Он пересек площадь и уже на углу обернулся и помахал ей, она ответила ему тем же.
Но улыбка женщины была холодной, деланой. Когда Уэйн скрылся за поворотом, она задумалась.
Ей нравился этот американец, хотя она и не была влюблена в него. Их отношения начали складываться благодаря присущему обоим чувству юмора. Это было немало. Что касается остального, то Питер был человеком достаточно разумным и воспитанным и, самое главное, он не пытался навязать ей себя, свои интересы и вкусы. Но каковы на самом деле были интересы и вкусы Питера?
Шабе поднялся, слегка задев стул Мерилен, при этом она мельком взглянула на него.
– Пардон, – проговорил Шабе.
Он прошел к стеклянным дверям ресторана, за которыми на стене был виден телефон-автомат.
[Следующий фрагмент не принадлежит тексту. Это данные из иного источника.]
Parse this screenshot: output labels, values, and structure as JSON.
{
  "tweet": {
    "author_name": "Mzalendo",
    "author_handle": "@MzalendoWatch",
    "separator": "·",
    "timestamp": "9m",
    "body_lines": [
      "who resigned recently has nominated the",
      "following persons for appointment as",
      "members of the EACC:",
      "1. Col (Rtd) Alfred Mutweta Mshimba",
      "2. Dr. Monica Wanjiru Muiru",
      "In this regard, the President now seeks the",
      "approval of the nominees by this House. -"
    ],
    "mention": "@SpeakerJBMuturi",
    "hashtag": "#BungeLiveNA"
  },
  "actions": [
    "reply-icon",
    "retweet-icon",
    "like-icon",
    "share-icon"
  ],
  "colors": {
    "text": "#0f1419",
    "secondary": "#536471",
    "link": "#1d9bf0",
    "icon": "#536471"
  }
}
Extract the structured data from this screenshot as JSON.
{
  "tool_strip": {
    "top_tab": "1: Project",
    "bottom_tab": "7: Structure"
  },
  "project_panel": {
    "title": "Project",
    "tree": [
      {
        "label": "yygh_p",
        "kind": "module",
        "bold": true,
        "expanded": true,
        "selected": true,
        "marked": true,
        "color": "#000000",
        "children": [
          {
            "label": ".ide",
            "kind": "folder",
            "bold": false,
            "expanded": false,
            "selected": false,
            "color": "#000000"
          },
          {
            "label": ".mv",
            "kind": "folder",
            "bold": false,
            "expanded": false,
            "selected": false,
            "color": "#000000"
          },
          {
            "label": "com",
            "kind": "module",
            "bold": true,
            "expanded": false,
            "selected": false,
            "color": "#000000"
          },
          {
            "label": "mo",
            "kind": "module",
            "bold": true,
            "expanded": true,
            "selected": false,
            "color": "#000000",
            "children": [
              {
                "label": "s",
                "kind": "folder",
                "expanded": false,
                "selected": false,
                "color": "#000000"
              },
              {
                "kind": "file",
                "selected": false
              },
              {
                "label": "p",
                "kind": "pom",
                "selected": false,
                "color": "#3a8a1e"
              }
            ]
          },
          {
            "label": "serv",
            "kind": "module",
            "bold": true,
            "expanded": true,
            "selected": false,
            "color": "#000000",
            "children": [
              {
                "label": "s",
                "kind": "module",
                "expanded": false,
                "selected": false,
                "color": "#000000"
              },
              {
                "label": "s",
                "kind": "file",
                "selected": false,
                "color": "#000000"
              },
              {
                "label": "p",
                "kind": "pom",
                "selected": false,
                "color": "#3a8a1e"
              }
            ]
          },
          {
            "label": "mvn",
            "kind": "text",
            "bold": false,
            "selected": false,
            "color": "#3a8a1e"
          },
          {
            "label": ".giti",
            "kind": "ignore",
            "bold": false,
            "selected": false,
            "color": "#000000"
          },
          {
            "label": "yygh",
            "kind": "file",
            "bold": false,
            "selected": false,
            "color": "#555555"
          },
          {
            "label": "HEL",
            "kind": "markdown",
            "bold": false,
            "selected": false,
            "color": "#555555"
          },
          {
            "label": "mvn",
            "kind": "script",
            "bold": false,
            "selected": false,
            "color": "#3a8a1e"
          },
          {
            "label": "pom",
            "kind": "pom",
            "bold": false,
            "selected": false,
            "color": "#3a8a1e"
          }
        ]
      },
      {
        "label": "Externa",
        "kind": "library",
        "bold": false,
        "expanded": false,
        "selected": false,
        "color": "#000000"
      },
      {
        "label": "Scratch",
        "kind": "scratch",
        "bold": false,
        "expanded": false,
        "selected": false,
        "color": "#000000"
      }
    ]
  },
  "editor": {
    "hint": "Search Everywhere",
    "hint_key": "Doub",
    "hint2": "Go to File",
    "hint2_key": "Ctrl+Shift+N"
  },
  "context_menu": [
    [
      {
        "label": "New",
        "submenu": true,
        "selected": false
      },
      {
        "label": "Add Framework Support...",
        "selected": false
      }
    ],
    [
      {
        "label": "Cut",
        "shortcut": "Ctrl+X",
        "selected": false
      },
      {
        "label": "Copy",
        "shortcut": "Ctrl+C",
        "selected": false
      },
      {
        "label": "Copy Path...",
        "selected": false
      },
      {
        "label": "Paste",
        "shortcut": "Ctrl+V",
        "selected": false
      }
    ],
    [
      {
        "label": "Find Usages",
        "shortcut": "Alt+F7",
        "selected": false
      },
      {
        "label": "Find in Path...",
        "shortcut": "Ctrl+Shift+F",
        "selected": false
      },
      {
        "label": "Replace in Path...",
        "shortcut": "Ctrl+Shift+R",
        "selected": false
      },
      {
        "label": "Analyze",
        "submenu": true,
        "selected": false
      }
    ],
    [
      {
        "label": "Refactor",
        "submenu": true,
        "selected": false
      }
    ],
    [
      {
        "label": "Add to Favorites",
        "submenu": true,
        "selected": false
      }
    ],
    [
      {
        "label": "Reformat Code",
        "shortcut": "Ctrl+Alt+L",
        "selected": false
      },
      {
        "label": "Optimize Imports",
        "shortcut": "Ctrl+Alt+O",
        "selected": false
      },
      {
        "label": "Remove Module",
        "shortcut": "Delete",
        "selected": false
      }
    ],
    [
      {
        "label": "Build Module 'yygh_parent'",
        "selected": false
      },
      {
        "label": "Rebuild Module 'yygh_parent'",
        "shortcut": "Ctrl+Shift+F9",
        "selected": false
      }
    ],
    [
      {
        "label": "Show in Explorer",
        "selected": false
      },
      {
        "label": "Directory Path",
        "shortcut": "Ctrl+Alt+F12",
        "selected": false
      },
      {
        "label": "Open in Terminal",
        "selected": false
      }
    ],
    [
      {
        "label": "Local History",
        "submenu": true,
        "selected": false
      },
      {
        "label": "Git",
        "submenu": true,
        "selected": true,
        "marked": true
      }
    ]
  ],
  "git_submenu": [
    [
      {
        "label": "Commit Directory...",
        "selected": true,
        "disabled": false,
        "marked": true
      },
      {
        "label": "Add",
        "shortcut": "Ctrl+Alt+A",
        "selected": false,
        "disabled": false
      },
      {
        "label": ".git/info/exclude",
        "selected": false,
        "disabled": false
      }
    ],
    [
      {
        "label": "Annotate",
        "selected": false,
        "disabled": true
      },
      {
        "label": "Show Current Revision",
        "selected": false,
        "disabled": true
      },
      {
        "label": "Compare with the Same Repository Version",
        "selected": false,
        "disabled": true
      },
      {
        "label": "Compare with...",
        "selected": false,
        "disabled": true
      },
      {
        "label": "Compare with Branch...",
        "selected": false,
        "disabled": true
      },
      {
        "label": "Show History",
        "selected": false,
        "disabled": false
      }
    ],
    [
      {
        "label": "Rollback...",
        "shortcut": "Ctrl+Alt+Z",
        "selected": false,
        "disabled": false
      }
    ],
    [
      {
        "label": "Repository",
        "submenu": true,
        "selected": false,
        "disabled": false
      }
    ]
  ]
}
Мерилен принялась изучать меню, как вдруг у нее возникло странное и неприятное чувство, будто кто-то наблюдает за ней. И действительно, из-за стеклянной двери, говоря по телефону, на нее пристально смотрел Шабе.
Старик повесил трубку, вернулся к столику, позвал официанта и расплатился.
Ожидая сдачу, он снова взглянул на Мерилен, и, заметив это, она опять испытала какой-то смутный страх. Она подняла глаза, но Шабе уже не смотрел на нее, он удалялся своей спокойной и уверенной походкой.
Серый «мерседес» Шабе въехал на спокойную улочку района Париоли и остановился в нескольких метрах от небольшого белого особняка, окруженного садом.
Старик установил зеркало заднего обзора так, чтобы был виден вход в особняк. Потом уселся поудобнее, собираясь ожидать. Луч солнца, отраженный в зеркале, побеспокоил его. Он немного отодвинулся и прикрыл глаза, но солнце опять ослепило его.
Как тогда. Как в том далеком прошлом, которое преследовало его, не оставляя в покое.
Вот он сидит в мрачном и сыром подвале. Длинные волосы, взлохмаченная борода, на него направлен яркий свет лампы.
Он изможден, едва держится на ногах, голова свесилась на грудь, глаза закрыты.
Какой-то человек в военной форме грубо трясет его и отходит в тень.
Он выпрямляется под неумолимым ярким светом лампы, вынужден высоко держать голову и не закрывать глаза. Когда сил не хватает и голова падает на грудь, человек снова вынуждает его смотреть на яркий свет.